Carlson $ Co shuts down as Big Art becomes a victim of recession

The recession seems to have hit the artists as well. Its latest victim is art fabricator Carlson $ Co. famous for producing Jeff Koons’s stainless steel “Balloon Dog”. New York art adviser Allan Schwartzman says that ever since 1971, when the San Fernando, California based company was founded, “Many artists trying to make work that involves high-tech and precise execution would go to Carlson and they could often figure things out that no one else could”. The firm can boast of fabricating some of the most technically challenging artworks produced from 2002 onwards which saw contemporary art prices soar.
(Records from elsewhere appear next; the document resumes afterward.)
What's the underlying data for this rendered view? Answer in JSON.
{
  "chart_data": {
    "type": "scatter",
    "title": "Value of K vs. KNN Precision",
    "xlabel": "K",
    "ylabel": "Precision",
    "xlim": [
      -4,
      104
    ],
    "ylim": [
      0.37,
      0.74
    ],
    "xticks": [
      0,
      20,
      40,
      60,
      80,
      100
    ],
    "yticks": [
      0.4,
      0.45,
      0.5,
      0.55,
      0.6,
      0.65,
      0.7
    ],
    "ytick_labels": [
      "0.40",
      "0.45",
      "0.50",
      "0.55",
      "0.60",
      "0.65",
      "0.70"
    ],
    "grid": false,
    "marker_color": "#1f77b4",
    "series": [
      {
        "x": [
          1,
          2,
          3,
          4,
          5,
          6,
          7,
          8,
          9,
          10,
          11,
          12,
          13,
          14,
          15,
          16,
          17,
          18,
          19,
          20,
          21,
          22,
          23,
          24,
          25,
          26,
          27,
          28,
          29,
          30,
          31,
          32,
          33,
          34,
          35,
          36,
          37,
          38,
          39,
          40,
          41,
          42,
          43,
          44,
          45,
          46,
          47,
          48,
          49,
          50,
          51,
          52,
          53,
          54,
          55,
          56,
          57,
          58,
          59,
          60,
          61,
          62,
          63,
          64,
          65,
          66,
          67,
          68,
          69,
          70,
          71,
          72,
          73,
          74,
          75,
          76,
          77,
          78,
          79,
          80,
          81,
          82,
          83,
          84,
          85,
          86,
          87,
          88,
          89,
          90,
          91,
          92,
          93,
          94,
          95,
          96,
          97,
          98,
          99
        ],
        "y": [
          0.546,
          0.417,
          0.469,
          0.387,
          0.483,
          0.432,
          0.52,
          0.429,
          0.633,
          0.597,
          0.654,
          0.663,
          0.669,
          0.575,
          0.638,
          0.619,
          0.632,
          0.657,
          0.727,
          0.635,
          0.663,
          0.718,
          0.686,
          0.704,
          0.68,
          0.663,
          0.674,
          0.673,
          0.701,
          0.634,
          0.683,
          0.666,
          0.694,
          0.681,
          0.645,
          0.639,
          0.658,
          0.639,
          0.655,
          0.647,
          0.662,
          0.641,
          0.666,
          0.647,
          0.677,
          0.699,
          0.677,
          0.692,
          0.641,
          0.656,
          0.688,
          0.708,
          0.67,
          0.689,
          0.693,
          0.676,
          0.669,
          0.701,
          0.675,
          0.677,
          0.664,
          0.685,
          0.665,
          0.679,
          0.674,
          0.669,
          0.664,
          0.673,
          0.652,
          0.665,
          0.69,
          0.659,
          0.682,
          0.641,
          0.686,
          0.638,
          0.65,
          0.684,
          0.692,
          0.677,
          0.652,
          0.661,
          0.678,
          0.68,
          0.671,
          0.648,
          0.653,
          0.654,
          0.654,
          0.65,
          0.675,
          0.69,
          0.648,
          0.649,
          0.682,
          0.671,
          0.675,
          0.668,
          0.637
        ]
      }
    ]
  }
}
Company founder Peter Carlson said that they will be filing something “akin” to bankruptcy. “The economic climate contributed very much to the condition we find ourselves in. We had expectations that we would be able to work a solution to this problem, and ultimately we weren’t able to,” Carlson fired the entire workforce of 95 employees last week in anticipation of the closing.

Carlson fabricated Koons’s “Balloon Dog” sculptures, now valued at more than $20 million apiece and owned by billionaires including SAC Capital’s Steven Cohen, Eli Broad and Francois Pinault. Carlson has also produced the works of dozens of top contemporary artists, including Doug Aiken, John McCracken and Charles Ray.